Mesmo que parta de uma premissa um tanto absurda, como em seus trabalhos anteriores (principalmente “Quero Ser John Malkovich” e “Adaptação”), Jonze cria uma obra crível e que fala muito sobre nós sem ser necessariamente pretensiosa ou cabeça. Com um tom agridoce presente na trilha sonora (cortesia da banda indie Arcade Fire), na direção de arte e nos figurinos retrôs e no próprio comportamento dos personagens, Jonze estabelece aos poucos uma conexão com o espectador e nos transforma no Theodore (Joaquin Phoenix) que se apaixona por Samantha. Ele, um moço de olhos azuis límpidos e postura acanhada que ganha novo frescor de vida ao se apaixonar depois de uma grande desilusão amorosa. Ela, um sistema operacional sem nenhuma bagagem emocional que ganha contornos tridimensionais graças à voz de Scarlett Johansson.
Algumas sacadas do roteiro são geniais. Apesar de retraído, tímido e desiludido, Theodore trabalha em uma empresa de cartas personalizadas e as suas são as mais elogiadas e pessoais (e eu não quero viver em um mundo em que as pessoas tenham que contratar um estranho pra escrever uma carta para alguém que gostam).
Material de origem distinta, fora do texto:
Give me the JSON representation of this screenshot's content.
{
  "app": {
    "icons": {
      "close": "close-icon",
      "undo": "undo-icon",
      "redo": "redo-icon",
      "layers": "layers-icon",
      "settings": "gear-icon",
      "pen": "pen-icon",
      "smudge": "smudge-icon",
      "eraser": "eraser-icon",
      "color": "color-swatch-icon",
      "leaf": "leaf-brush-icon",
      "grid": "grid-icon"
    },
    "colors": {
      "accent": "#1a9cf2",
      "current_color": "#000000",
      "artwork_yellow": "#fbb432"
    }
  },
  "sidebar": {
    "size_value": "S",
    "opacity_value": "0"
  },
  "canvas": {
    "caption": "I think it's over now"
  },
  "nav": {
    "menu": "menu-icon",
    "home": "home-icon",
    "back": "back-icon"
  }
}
Apesar de causar estranhamento em algumas pessoas (principalmente na ex-mulher de Theodore), o relacionamento entre humanos e sistemas operacionais não é visto como algo bizarro pelo filme ou seus personagens; aliás, o longa deixa bem claro que, nesse futuro não tão distante, isso é extremamente comum.

Apoiado na cara triste de Phoenix, no carisma e simpatia de Amy Adams (como a vizinha amiga perdida de Theodore) e na voz deliciosa de Johansson, Jonze vai desenvolvendo a trama de “Her” e desfilando uma série de temas que abrem discussões e mais discussões. Samantha questiona sua identidade, se frustra com sua condição, mas se abre para um relacionamento desconhecido (como os replicantes de Blade Runner ou o androide-garoto de Inteligência Artificial, ela quer ser muito mais do que realmente é).
Theodore se perde entre o presente e o passado e repete seus padrões de comportamento mesmo tentando construir algo diferente (o diálogo em que o personagem diz que parece já ter sentido tudo e todo novo sentimento agora ser menor do que ele sentiu antes é de partir o coração). Ao redor dos dois, pessoas perdidas diante das novas possibilidades (Olivia Wilde tem uma participação pequena e marcante ao interpretar uma mulher bonita, simpática e totalmente insegura e desesperada por uma nova relação). É como se todos, mimados e carentes, tivessem desaprendido a se relacionar.

O caminho escolhido por Spike Jonze abre espaço para várias críticas: o ar indie-alternativo pode não agradar a todos e repetir estruturas, fórmulas e firulas do cinema, eeerrr, indie-alternativo; a esperteza do roteiro e a proposta moderninha podem ir de encontro à construção do filme enquanto mera história de amor; e o ritmo mais lento e preocupado com a apresentação e o desenho dos personagens não é muito bem-vindo em tempos de um cinema mais rápido e super editado. Mas Jonze parece saber muito bem o que está fazendo e, por meio de diálogos e ações dos personagens, conduz a produção com delicadeza e mistura ficção científica e romance com propriedade.
Se pararmos para pensar, a proposta de Spike Jonze pode não ser nova ou extraordinária. Nos anos 1980, um computador e Lenny von Dohlen já disputaram o amor de Virginia Madsen no esquecido Amores Eletrônicos. Bianca não é um sistema operacional, mas a premissa do emocionante A Garota Ideal tem lá suas semelhanças com "Her": Ryan Gosling se apaixona e mantém uma relação com uma boneca de plástico com o apoio de sua comunidade. E filmes sobre perdão e corações partidos existem aos montes. Mas poucos têm a força de um Lost In Translation ou de um Brilho Eterno de uma Mente sem Lembranças. "Her" entra nessa (minha lista) com louvor.